Friday, 16 January 2009
Riga 2008 - The Orthodox Cathedral
Next on the itinerary was the Russian Orthodox Cathedral, which has been recently restored in an ugly duckling style transformation from a dirty grimy grey (which was the shade of paint that the communists used to paint everything) to a resplendent sandstone yellow under black domes with gleaming crosses. The renovated building is clean and sharp with painted red brick stripes and elaborate white columns soaring into the sky above.
Although most of Riga old town is restoring its vibrant colours to the buildings there are still examples of the communist absence of finesse or style. Just across the road from the cathedral for example is a splendid old building that still retains its dreary grey exterior and is awaiting its own overdue transformation. The Soviet Union must have had the biggest grey paint factory in the world and it was used indiscriminately everywhere to create a depressing uniformity. I imagine that the paint shop colour chart at the equivilent of Homebase probably had options like, overcoat grey, battleship grey, storm grey, grease grey and so on.
The Nativity of Christ Cathedral in Riga is a magnificent and impressive building that sits between the old town and the new and was built in a Neo-Byzantine style between 1876 and 1883 at a time when Latvia was part of the Russian Empire. It is the largest Orthodox cathedral in the Baltic provinces and was built with the approval and a blessing of the Russian Tsar Alexander II on the initiative of local governor-general Pyotr Bagration and bishop Veniamin Karelin.
Russian Orthodox Church buildings differ dramatically in design from most western type churches. Their interiors are enriched with many sacramental objects including holy icons, which are hung on the walls and in addition, murals often cover most of the interior walls with images that represent the Theotokos (the Mother of God), saints, and scenes from their lives. The cathedral in Riga is especially renowned for its icons some of which were painted by the famous Russian war artist Vasili Vereshchagin. During the First World War German troops occupied Riga and turned its largest cathedral into a Lutheran church but after the war the Nativity of Christ Cathedral once again became an Orthodox cathedral in 1921.
There was more unhappiness for the building under the communist regime because the Soviet Union was the first state to have as an ideological objective the elimination of religion and to achieve that objective the communists confiscated church property, ridiculed religion, harassed believers, and propagated atheism in the schools. The main target of the anti-religious campaign was the Russian Orthodox Church, which had the largest number of worshippers in Russia and its subjugated territories. Nearly all of its clergy, and many of its believers, were shot or sent to labour camps, theological schools were closed, and church publications were prohibited.
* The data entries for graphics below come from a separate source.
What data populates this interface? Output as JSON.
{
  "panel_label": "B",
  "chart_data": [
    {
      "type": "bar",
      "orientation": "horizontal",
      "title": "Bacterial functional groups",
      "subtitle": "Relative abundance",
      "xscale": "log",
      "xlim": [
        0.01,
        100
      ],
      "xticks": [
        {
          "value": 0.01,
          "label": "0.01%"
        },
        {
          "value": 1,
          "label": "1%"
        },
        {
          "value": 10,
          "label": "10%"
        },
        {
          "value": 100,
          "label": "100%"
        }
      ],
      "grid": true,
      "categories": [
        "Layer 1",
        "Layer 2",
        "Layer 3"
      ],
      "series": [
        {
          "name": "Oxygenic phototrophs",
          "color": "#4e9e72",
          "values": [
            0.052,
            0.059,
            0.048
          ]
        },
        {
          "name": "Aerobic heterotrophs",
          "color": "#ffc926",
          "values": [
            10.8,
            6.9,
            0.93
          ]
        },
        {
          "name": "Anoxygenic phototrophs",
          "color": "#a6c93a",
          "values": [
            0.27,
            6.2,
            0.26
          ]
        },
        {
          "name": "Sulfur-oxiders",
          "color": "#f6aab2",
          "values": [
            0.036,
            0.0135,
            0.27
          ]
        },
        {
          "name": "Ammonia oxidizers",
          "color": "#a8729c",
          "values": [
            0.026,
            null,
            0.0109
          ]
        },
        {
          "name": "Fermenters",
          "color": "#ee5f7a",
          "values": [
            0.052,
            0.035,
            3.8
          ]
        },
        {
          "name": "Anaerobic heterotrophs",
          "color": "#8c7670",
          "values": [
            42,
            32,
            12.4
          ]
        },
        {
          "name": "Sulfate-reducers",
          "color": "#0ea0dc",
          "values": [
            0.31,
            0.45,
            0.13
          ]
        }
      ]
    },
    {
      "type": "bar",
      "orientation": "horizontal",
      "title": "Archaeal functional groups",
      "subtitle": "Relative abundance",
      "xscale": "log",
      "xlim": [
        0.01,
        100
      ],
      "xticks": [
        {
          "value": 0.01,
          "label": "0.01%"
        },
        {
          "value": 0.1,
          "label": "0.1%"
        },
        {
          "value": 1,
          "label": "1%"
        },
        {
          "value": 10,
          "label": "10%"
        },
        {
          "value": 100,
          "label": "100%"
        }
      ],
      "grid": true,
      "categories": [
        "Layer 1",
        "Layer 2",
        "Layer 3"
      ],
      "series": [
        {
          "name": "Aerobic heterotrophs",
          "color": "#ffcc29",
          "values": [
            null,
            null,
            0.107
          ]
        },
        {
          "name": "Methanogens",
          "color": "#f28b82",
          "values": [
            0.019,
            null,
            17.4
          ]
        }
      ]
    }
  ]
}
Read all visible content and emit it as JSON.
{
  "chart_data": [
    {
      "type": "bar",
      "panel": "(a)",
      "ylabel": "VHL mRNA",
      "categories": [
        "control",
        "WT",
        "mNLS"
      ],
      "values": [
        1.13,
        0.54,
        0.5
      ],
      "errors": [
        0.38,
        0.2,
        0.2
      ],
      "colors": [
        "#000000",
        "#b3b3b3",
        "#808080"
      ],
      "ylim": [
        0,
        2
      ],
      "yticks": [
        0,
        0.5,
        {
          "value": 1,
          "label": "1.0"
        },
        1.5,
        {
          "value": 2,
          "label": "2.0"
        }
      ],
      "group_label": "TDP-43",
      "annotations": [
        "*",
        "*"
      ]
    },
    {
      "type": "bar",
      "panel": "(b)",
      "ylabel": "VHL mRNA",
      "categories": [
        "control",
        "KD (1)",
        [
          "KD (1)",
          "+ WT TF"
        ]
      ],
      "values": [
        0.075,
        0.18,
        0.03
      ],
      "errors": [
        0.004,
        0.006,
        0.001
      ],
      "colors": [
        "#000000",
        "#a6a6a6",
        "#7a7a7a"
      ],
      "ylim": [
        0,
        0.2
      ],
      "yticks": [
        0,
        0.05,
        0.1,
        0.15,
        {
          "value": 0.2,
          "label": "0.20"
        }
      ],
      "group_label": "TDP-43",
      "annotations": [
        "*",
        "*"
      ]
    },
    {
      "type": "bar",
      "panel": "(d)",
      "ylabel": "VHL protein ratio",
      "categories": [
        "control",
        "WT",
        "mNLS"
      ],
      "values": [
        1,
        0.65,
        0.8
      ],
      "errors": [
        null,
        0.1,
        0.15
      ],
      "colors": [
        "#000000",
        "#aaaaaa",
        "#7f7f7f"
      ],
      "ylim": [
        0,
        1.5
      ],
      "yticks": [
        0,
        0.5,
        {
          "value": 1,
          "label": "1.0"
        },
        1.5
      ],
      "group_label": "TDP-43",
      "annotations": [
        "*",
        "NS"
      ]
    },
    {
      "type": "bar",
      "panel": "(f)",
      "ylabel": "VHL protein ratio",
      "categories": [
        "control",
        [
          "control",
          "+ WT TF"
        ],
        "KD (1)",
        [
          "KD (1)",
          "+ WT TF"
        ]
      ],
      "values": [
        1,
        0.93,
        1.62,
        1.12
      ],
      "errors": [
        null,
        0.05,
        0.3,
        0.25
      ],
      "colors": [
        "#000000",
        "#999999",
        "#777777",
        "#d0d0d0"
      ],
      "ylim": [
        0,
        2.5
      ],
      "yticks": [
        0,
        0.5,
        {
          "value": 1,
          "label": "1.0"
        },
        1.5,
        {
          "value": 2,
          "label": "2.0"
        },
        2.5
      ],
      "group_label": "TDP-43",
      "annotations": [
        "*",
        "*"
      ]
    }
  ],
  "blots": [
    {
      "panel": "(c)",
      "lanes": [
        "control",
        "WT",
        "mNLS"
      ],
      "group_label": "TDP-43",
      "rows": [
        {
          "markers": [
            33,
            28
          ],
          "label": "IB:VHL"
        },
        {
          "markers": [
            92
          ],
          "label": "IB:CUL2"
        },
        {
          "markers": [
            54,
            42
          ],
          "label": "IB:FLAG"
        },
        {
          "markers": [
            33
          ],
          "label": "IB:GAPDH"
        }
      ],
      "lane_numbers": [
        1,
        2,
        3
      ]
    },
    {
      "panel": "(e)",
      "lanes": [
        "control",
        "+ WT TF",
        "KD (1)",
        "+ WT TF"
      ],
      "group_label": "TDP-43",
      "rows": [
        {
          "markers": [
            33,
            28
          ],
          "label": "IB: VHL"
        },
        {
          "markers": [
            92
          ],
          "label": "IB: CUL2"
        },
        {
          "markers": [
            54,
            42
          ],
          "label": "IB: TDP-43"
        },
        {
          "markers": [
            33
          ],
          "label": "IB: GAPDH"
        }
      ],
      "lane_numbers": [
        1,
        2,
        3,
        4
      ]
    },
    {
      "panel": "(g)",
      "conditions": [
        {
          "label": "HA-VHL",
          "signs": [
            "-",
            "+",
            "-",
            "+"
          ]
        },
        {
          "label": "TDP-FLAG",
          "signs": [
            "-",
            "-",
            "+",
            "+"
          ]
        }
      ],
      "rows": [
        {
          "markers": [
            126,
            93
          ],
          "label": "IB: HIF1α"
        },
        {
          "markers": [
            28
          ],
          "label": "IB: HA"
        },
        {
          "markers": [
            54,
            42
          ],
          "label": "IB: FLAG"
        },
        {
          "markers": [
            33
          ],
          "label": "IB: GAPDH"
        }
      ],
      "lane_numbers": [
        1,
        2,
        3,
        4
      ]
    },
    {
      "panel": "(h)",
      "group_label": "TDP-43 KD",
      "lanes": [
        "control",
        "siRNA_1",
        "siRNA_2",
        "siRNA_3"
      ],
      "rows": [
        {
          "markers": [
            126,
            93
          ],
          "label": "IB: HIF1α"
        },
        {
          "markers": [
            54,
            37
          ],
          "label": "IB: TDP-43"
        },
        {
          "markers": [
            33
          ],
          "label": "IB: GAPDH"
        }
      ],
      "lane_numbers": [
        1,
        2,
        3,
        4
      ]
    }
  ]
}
After the Second-World-War things relaxed a little for a while and the number of open churches increased and by 1957 about twenty-two thousand Russian Orthodox churches had become active again but in 1959 Nikita Khrushchev initiated a new campaign against the Russian Orthodox Church and forced the closure of about twelve thousand, including the Nativity of Christ Cathedral in Riga. Members of the church hierarchy were jailed or just simply removed and their places were taken by state conforming clergy many of whom had links with the KGB. The Cathedral in Riga was converted into a planetarium and it became neglected and was allowed to lose its magnificent façade. Now that it has been restored the place is surely more heavenly than ever having been returned to its intended purpose.
We have visited the Cathedral before of course but because it is so fascinating we just had to do so again. In a side chapel there was some activity and because on a previous visit here there had been a corpse laid out in a casket we suspected that this might be a funeral service but I wasn’t tall enough to see over the shoulders of the congregation and I though it rude to intrude to close to the front because of a macabre interest. The service was attended by nuns in black robes and pointy hats who looked like extras from a Lord of the Rings movie and was led by a priest in a lavish scarlet and gold robe.
The interior of the cathedral is bright and cheerful, adorned with shining icons and smelling of sweet incense and today there was a lot of frantic activity because inside there were cameras and a film crew and I can only imagine that the were preparing for a broadcast on Latvia Songs of Praise or whatever its equivalent is. There were a lot of people inside all bowing, crossing their chests, kissing the holy icons and doing their best to look solemn. I suppose we must have looked a bit conspicuous. Kim felt obliged to leave after she was rebuked for taking photographs. I was a little more discreet and didn’t get caught but a little later on I was chastised by a priest with a wild wiry beard for having my hands in my pockets. Little did he know that I was looking for loose change to put in the offertory box but now that I had been told that hands in pockets was disallowed I decided not to bother.
We left the cathedral and retired as usual to the Skyline bar and from our window seats we watched the people flocking into the church and wondered just how it was managing to accommodate them all. At the front door were some clergy in yellow cassocks who were obviously waiting for someone important to arrive and just before, what we guessed was, the scheduled five o’clock start a black limousine pulled up outside and the occupant was greeted with exaggerated reverence and hurried inside, presumably to get on with the service. I wished that we had stayed a while longer to see exactly what was happening but I will never know if we would have been welcome to stay for the proceedings.